Ciao a tutti, Silvia

Re: Cinque punto d'oro equipollenti a quattro d'azzurro

MessaggioInviato: sabato 15 marzo 2008, 11:21
da Fritz
1. Non cercavo scintille, anzi cercavo chiarimenti

2. L'araldica non mi provoca tormentoni :)

3. Al Blasonario Valsusino ho collaborato, come sai: Gustavo Mola di Nomaglio in questo testo usa la lezione da te riportata, ma l'altra mia maestra, Luisa Clotilde Gentile, in Araldica Saluzzese, blasona lo stemma dei de Genève e del loro ramo illegittimo con i punti equipollenti

Cari saluti

Re: Cinque punto d'oro equipollenti a quattro d'azzurro

MessaggioInviato: sabato 15 marzo 2008, 11:29
da fra' Eusanio da Ocre
Sigillum1 ha scritto:Cari tutti, il nostro Moderatore

...a onor del vero il vecchio frate, finora, qui non :oops: era intervenuto...

ha naturalmente ragione, a buon senso, il termine scaccato potrebbe risolvere tutti i nostri attuali problemi,

Ah, certamente: volendo, questa sarebbe una prima soluzione...

ma il linguaggio storico araldico ha invece ritenuto di meglio precisare alcune pezze, introducendo termini specifici relativi ad alcune strutture

Esattissimo.

e utilizzando il termine punto che è in realtà, nella terminologia araldica, generico (ogni suddivisione...) e specifico, i punti dello scudo (9 nel Dizionario della Consulta araldica e 16 in testi più antichi).

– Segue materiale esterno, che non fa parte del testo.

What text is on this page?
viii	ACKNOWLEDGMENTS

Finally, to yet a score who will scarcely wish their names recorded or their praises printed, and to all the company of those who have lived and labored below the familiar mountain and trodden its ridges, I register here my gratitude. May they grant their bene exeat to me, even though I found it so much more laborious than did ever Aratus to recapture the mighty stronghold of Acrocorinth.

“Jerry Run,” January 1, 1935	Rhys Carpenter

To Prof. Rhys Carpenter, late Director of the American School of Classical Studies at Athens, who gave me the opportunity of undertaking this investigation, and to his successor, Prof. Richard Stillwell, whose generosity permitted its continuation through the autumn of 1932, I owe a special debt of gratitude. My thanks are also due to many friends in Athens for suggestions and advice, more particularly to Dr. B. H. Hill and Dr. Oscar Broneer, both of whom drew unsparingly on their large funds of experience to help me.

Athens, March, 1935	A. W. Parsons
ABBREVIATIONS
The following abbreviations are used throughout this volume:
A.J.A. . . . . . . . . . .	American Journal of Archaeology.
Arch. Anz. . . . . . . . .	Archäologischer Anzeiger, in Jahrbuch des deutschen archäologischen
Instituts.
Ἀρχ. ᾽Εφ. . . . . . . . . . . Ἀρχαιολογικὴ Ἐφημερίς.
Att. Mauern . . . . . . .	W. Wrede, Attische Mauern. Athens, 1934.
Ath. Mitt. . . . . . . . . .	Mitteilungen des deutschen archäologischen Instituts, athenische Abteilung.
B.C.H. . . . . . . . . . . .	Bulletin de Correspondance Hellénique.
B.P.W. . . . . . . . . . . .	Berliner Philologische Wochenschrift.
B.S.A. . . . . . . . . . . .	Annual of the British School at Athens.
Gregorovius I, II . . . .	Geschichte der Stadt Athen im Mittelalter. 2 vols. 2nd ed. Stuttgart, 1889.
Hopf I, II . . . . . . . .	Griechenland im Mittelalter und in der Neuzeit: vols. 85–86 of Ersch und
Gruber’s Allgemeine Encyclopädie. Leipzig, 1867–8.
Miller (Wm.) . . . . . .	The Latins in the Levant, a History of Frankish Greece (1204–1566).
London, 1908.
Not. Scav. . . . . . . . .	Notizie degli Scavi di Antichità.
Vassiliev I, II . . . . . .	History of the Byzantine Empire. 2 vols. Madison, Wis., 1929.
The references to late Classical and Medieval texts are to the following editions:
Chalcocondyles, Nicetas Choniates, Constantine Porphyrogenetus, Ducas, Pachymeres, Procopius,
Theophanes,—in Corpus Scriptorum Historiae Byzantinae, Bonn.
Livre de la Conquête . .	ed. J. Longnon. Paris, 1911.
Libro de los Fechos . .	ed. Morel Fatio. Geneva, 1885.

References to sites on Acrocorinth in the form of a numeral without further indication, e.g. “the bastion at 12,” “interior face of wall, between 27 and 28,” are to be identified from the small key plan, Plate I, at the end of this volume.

Per la verità, il termine punto appare avere oggigiorno un uso blasonico assai più scarso che in passato.

Osservo che:
1. il termine alternati si usa soltanto per specificare gli smalti dei punti che sono alternativamente...e nulla ha a che fare con il termine equipollente che significa equivalente ( e quindi non eguale): neppure gli scacchi sono sempre eguali, dipende dalla forma dello scudo, ma sono convenzionalmente equivalenti

...appunto! Il che, detto in termini blasonici abituali, è equipollente...

2. le suddivisioni dello scudo araldico sono definite, se le dimensioni delle pezze fossero diverse, si descriverebbero in altro modo, ad esempio diminuite

Sì, ma qui ci troviamo di fronte non ad una pezza, bensì ad una convenevole partizione (cioè una composizione cromatica dell'intero scudo), per la quale il termine diminuita è del tutto fuori luogo.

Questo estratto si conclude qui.